The Smithsonian Jazz Masterworks Orchestra - a salute to the Modern Jazz Quartet
Alan Greenblatt
The Smithsonian Jazz Masterworks Orchestra is a big band with a smooth and polished sound, but not always the kind of oomph you hope for in an improvisational outfit. Lately they've been doing a smart thing in drawing small groups from the ranks of the large band and putting on pleasant tribute concerts, as they did last Saturday at the National Museum of American History. (For several upcoming concerts in April, check out www.smithsonianjazz.org)
Last week's concert was a salute to the Modern Jazz Quartet, the band that holds the record in jazz for longest tenure of an unchanged group of members. The four played together for something like 45 years, but three of them are dead now. They always played in Savile Row suits, lending real class to the idea of chamber jazz. The leader, pianist John Lewis, was a great aficionado of Bach and Debussy, so there was a wonderful tension between his elegant arrangements and playing and the much gutsier, blues-based performing style of vibes great Milt Jackson.

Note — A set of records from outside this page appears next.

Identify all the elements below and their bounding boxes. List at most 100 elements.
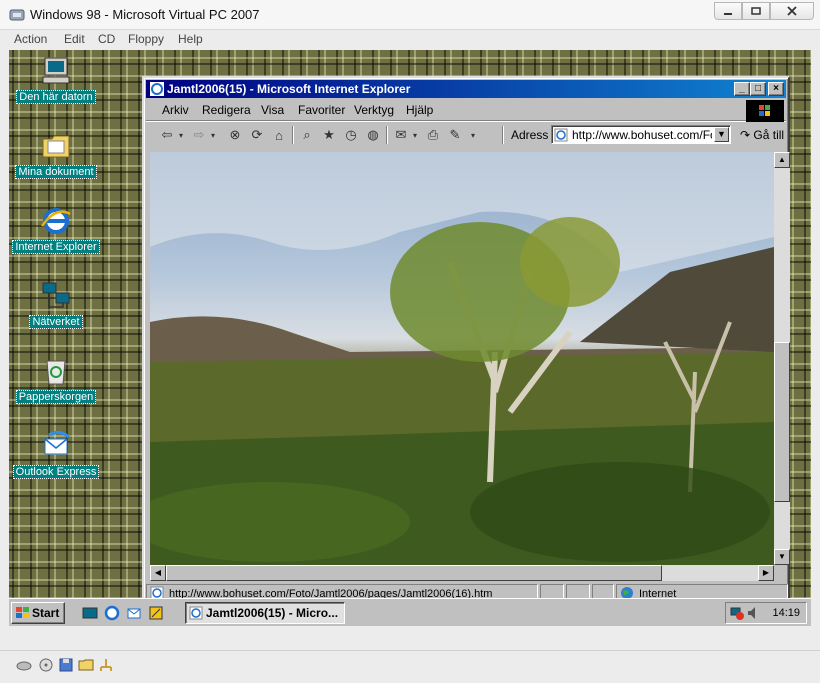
ie-minimize-button[interactable]: _ — [734, 82, 750, 96]
ie-menu-hjalp[interactable]: Hjälp — [406, 103, 433, 117]
menu-action[interactable]: Action — [14, 32, 47, 46]
host-window-title: Windows 98 - Microsoft Virtual PC 2007 — [30, 7, 260, 22]
arrow-right-icon: ▶ — [762, 568, 770, 577]
edit-icon: ✎ — [449, 127, 461, 142]
windows-flag-icon — [16, 607, 29, 618]
scroll-right-button[interactable]: ▶ — [758, 565, 774, 581]
windows-flag-icon — [759, 105, 770, 116]
cd-drive-icon[interactable] — [38, 657, 54, 673]
start-button[interactable]: Start — [11, 602, 65, 624]
ie-menu-redigera[interactable]: Redigera — [202, 103, 251, 117]
ie-titlebar[interactable]: Jamtl2006(15) - Microsoft Internet Explo… — [146, 80, 786, 98]
menu-help[interactable]: Help — [178, 32, 203, 46]
go-arrow-icon: ↷ — [740, 128, 751, 142]
ie-window[interactable]: Jamtl2006(15) - Microsoft Internet Explo… — [142, 76, 790, 606]
toolbar-separator — [292, 126, 294, 144]
ie-page-icon — [189, 606, 203, 620]
desktop-icon-label: Outlook Express — [12, 465, 100, 479]
desktop-icon-outlook-express[interactable]: Outlook Express — [11, 429, 101, 479]
ie-menu-verktyg[interactable]: Verktyg — [354, 103, 394, 117]
desktop-icon-label: Papperskorgen — [15, 390, 97, 404]
desktop-icon-internet-explorer[interactable]: Internet Explorer — [11, 204, 101, 254]
network-icon — [42, 282, 70, 308]
edit-dropdown-button[interactable]: ▾ — [468, 126, 478, 144]
back-arrow-icon: ⇦ — [161, 127, 173, 142]
channels-button[interactable]: ◍ — [364, 126, 382, 144]
taskbar: Start Jamtl2006(15) - Micro... 14:19 — [9, 598, 811, 626]
scroll-left-button[interactable]: ◀ — [150, 565, 166, 581]
history-button[interactable]: ◷ — [342, 126, 360, 144]
forward-button[interactable]: ⇨ — [190, 126, 208, 144]
print-button[interactable]: ⎙ — [424, 126, 442, 144]
menu-cd[interactable]: CD — [98, 32, 115, 46]
horizontal-scroll-thumb[interactable] — [166, 565, 662, 581]
network-adapter-icon[interactable] — [98, 657, 114, 673]
channels-icon[interactable] — [147, 604, 165, 622]
ie-menu-favoriter[interactable]: Favoriter — [298, 103, 345, 117]
back-button[interactable]: ⇦ — [158, 126, 176, 144]
taskbar-ie-window-label: Jamtl2006(15) - Micro... — [206, 606, 339, 620]
vertical-scrollbar[interactable]: ▲ ▼ — [774, 152, 790, 565]
edit-button[interactable]: ✎ — [446, 126, 464, 144]
toolbar-separator — [502, 126, 504, 144]
ie-maximize-button[interactable]: □ — [750, 82, 766, 96]
arrow-down-icon: ▼ — [778, 552, 786, 561]
go-button[interactable]: ↷ Gå till — [740, 128, 784, 142]
favorites-button[interactable]: ★ — [320, 126, 338, 144]
show-desktop-icon[interactable] — [81, 604, 99, 622]
desktop[interactable]: Den här datorn Mina dokument Internet Ex… — [9, 50, 811, 626]
desktop-icon-my-computer[interactable]: Den här datorn — [11, 54, 101, 104]
shared-folders-icon[interactable] — [78, 657, 94, 673]
vm-screen[interactable]: Den här datorn Mina dokument Internet Ex… — [9, 50, 811, 626]
refresh-button[interactable]: ⟳ — [248, 126, 266, 144]
hard-disk-icon[interactable] — [16, 657, 32, 673]
address-dropdown-button[interactable]: ▼ — [714, 127, 729, 142]
clock[interactable]: 14:19 — [772, 607, 800, 619]
floppy-drive-icon[interactable] — [58, 657, 74, 673]
stop-button[interactable]: ⊗ — [226, 126, 244, 144]
menu-floppy[interactable]: Floppy — [128, 32, 164, 46]
internet-explorer-icon[interactable] — [103, 604, 121, 622]
close-button[interactable] — [770, 2, 814, 20]
home-button[interactable]: ⌂ — [270, 126, 288, 144]
favorites-icon: ★ — [323, 127, 335, 142]
scroll-down-button[interactable]: ▼ — [774, 549, 790, 565]
start-label: Start — [32, 606, 60, 620]
home-icon: ⌂ — [275, 127, 283, 143]
minimize-icon — [724, 13, 732, 15]
minimize-button[interactable] — [714, 2, 742, 20]
stop-icon: ⊗ — [229, 127, 241, 142]
network-status-icon[interactable] — [729, 605, 745, 621]
volume-icon[interactable] — [746, 605, 760, 621]
close-icon — [787, 6, 797, 16]
address-label: Adress — [511, 128, 549, 142]
back-dropdown-button[interactable]: ▾ — [176, 126, 186, 144]
ie-menu-arkiv[interactable]: Arkiv — [162, 103, 189, 117]
arrow-left-icon: ◀ — [154, 568, 162, 577]
forward-dropdown-button[interactable]: ▾ — [208, 126, 218, 144]
search-button[interactable]: ⌕ — [298, 126, 316, 144]
landscape-photo — [150, 152, 774, 565]
menu-edit[interactable]: Edit — [64, 32, 85, 46]
chevron-down-icon: ▾ — [470, 130, 475, 140]
horizontal-scrollbar[interactable]: ◀ ▶ — [150, 565, 774, 581]
ie-menu-visa[interactable]: Visa — [261, 103, 284, 117]
vertical-scroll-thumb[interactable] — [774, 342, 790, 502]
desktop-icon-my-documents[interactable]: Mina dokument — [11, 129, 101, 179]
desktop-icon-network[interactable]: Nätverket — [11, 279, 101, 329]
go-label: Gå till — [753, 128, 785, 142]
scroll-up-button[interactable]: ▲ — [774, 152, 790, 168]
outlook-express-icon[interactable] — [125, 604, 143, 622]
mail-dropdown-button[interactable]: ▾ — [410, 126, 420, 144]
page-content[interactable] — [150, 152, 774, 565]
minimize-icon: _ — [739, 83, 745, 94]
maximize-button[interactable] — [742, 2, 770, 20]
chevron-down-icon: ▾ — [210, 130, 215, 140]
taskbar-ie-window-button[interactable]: Jamtl2006(15) - Micro... — [185, 602, 345, 624]
search-icon: ⌕ — [303, 127, 311, 142]
desktop-icon-recycle-bin[interactable]: Papperskorgen — [11, 354, 101, 404]
address-input[interactable]: http://www.bohuset.com/Foto/Jamtl2006/pa… — [551, 125, 731, 144]
host-titlebar: Windows 98 - Microsoft Virtual PC 2007 — [0, 0, 820, 30]
ie-close-button[interactable]: × — [768, 82, 784, 96]
mail-button[interactable]: ✉ — [392, 126, 410, 144]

Jackson often took to the road with other musicians to get his groove on, and those shows were a revelation.
Despite their popularity, you don't have the sense that the Modern Jazz Quartet is all that well remembered, so the concert played by local musicians was a wonderful reminder of how pleasant and lightly swinging their music was. Our old friend Chuck Redd does not bring a funky touch to the vibes but he is always sure and swinging. Pianist Larry Eanet, by contrast, has a chunkier sound than Lewis's. All in all, the musicians (including drummer Ken Kimmery and bassist Clarence Seay) put on an irrestible show, presenting simply such MJQ favorites as "La Ronde" and "Django" with obvious, contagious affection.
Later that same day, we went to one of the closing performances of "Copenhagen," Michael Frayn's play about the nativity of the atomic bomb, which played at the Kennedy Center's Eisenhower Theater. As you would expect from a Frayn play, it was impressively constructed and offered an unusually intelligent lesson in both history and physics. But it wasn't the most gripping drama. I don't doubt there was a father-son relationship between Niels Bohr and Werner Heisenberg, but it wasn't terribly moving on stage (although Len Cariou was delightfully smooth and paternal in his performance as Bohr). Also, for a play that turns on the whole idea of how close the Nazis came to getting the bomb, it didn't give you as great a sense of its importance as you would probably like. There's also an interesting exchange of articles and letters going on in the New York Review of Books about the accuracy or deceptively pro-Heisenberg bias of the play.
Last night, we caught a screening of "Suddenly Naked," a Canadian comedy lacking U.S. distribution, at Visions. We had a chance to chat briefly with director Anne Wheeler, who reported that she was just back from the Berlin film festival, once a home for independent films but now dominated by the likes of "A Beautiful Mind" and "Royal Tenenbaums."
Thus, in the dwindling spirit of supporting small films, I'd like to offer a strong recommendation in favor of "Last Orders," a British film based on a prize-winning novel by Graham Swift. The movie boasts excellent performances (by Michael Caine, Bob Hoskins, Helen Mirren and other Brit stalwarts), an intelligent and often funny script and relaxed, skillful direction. It approaches you as a quiet, almost larkish little picture but suckers you with its (enjoyable) emotional wallop. Worth checking out, definitely.